Silence, sacré, secret

Je pourrais bien rester toute ma vie emmuré dans le silence.
Un silence plein d’enseignements, un silence édifiant.
Je pourrais bien profiter de cela sans chercher à partager ce que je reçois. Je pourrais le vivre sans en faire part à qui que ce soit. 
Et c’est peut-être ce qui se passera pour moi un jour. C’est peut-être le lieu vers lequel je me dirige. Un lieu où l’acte d’écriture, d’énonciation, d’expression n’aura même plus de sens. 

En vérité, j’ai déjà foulé ce lieu sacré. J’y ai été invité à plusieurs reprises, dans le secret du silence qu’il serait malvenu de salir ici. Je me souviens de l’absence de quelque bruit que ce soit, extérieur comme intérieur, et en m’en souvenant j’y replonge.
Ce lieu saint, enfoui dans un recoin impénétrable, j’y ai vécu et ressenti une telle tranquillité que j’ai bien failli y demeurer et ne plus revenir. Je me souviens de cette soirée sur la terrasse, à Dakar… Je me souviens d’avoir réfléchi une courte seconde à l’éventualité de faire durer cet état indéfiniment.
Mais c’est la visualisation de la famille qui m’a fait revenir. Ces attaches solidement implantées en moi, désormais. Ces plantes qui demandent de l’eau et de l’attention et donnent un sens au mot « responsabilité ».

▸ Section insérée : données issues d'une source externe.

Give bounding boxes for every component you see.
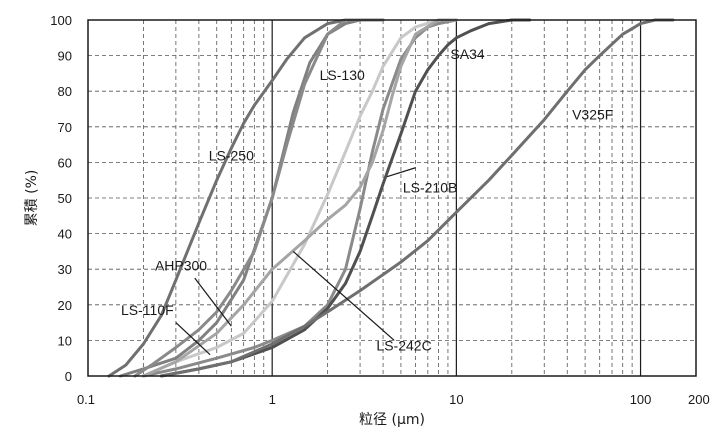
y-tick-label: 90 [58, 49, 72, 64]
series-line-ls-250 [107, 18, 385, 378]
series-line-v325f [159, 18, 675, 378]
series-label-ls-242c: LS-242C [376, 338, 431, 354]
series-label-sa34: SA34 [450, 46, 484, 62]
leader-line-ls-110f [175, 322, 211, 356]
y-tick-label: 50 [58, 191, 72, 206]
y-tick-label: 40 [58, 227, 72, 242]
x-axis-title: 粒径 (μm) [359, 412, 425, 428]
leader-line-ahp300 [194, 277, 232, 327]
tick-labels: 0 10 20 30 40 50 60 70 80 90 100 0.1 1 10 100 200 [50, 13, 709, 407]
series-lines [107, 18, 675, 378]
y-tick-label: 10 [58, 333, 72, 348]
x-tick-label: 100 [630, 392, 652, 407]
series-annotations: LS-250 LS-130 SA34 V325F LS-210B AHP300 LS-110… [121, 46, 613, 356]
leader-line-ls-242c [292, 250, 395, 341]
y-tick-label: 20 [58, 298, 72, 313]
series-label-ls-130: LS-130 [320, 67, 365, 83]
y-tick-label: 70 [58, 120, 72, 135]
y-tick-label: 30 [58, 262, 72, 277]
x-tick-label: 10 [449, 392, 463, 407]
x-tick-label: 0.1 [77, 392, 95, 407]
series-label-ls-110f: LS-110F [121, 302, 174, 318]
series-label-ls-250: LS-250 [209, 147, 254, 163]
x-tick-label: 1 [269, 392, 276, 407]
y-axis-title: 累積 (%) [24, 170, 40, 227]
series-label-ls-210b: LS-210B [403, 179, 457, 195]
x-tick-label: 200 [688, 392, 710, 407]
y-tick-label: 60 [58, 155, 72, 170]
plot-frame [87, 19, 697, 377]
series-line-ls-110f [141, 18, 458, 378]
y-tick-label: 80 [58, 84, 72, 99]
series-line-sa34 [159, 18, 532, 378]
y-tick-label: 0 [65, 369, 72, 384]
leader-line-ls-210b [386, 167, 416, 178]
series-line-ahp300 [133, 18, 362, 378]
series-label-v325f: V325F [572, 106, 613, 122]
series-label-ahp300: AHP300 [155, 258, 207, 274]
y-tick-label: 100 [50, 13, 72, 28]
series-line-ls-242c [141, 18, 458, 378]
series-line-ls-210b [141, 18, 458, 378]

De ce lieu hors du commun pousse une plante qui donne des fruits dont ce texte est un vulgaire pépin. Ce pépin porte en lui la plante entière, pourtant combien de pépins sont crachés, jetés ou rangés dans la poche dans le seul but de ne pas le laisser traîner sur le sol inerte qu’on respecte même plus que lui…
Ainsi le sacré se laisse piétiner sans mot dire et ne communique son silence qu’aux semeurs disposés à l’introduire dans une terre fertile, à lui apporter de l’eau et de l’attention. 

L’immensité se laisse contempler lorsque l’histoire qu’elle raconte trouve un écho, ne serait-ce que dans l’écoute et le regard d’un seul observateur suffisamment attentif pour y assister, la laisser s’implanter et donner des fruits pleins de pépins susceptibles d’être à leur tour plantés, arrosés et accompagnés jusqu’à l’éclosion de la prochaine plante, qui prendra sa place dans l’incommensurable immensité et y jouera le rôle que lui assignera la silencieuse histoire que le prochain observateur attentif saura apprécier, méditer et transmettre à nouveau… à qui saura y prêter attention.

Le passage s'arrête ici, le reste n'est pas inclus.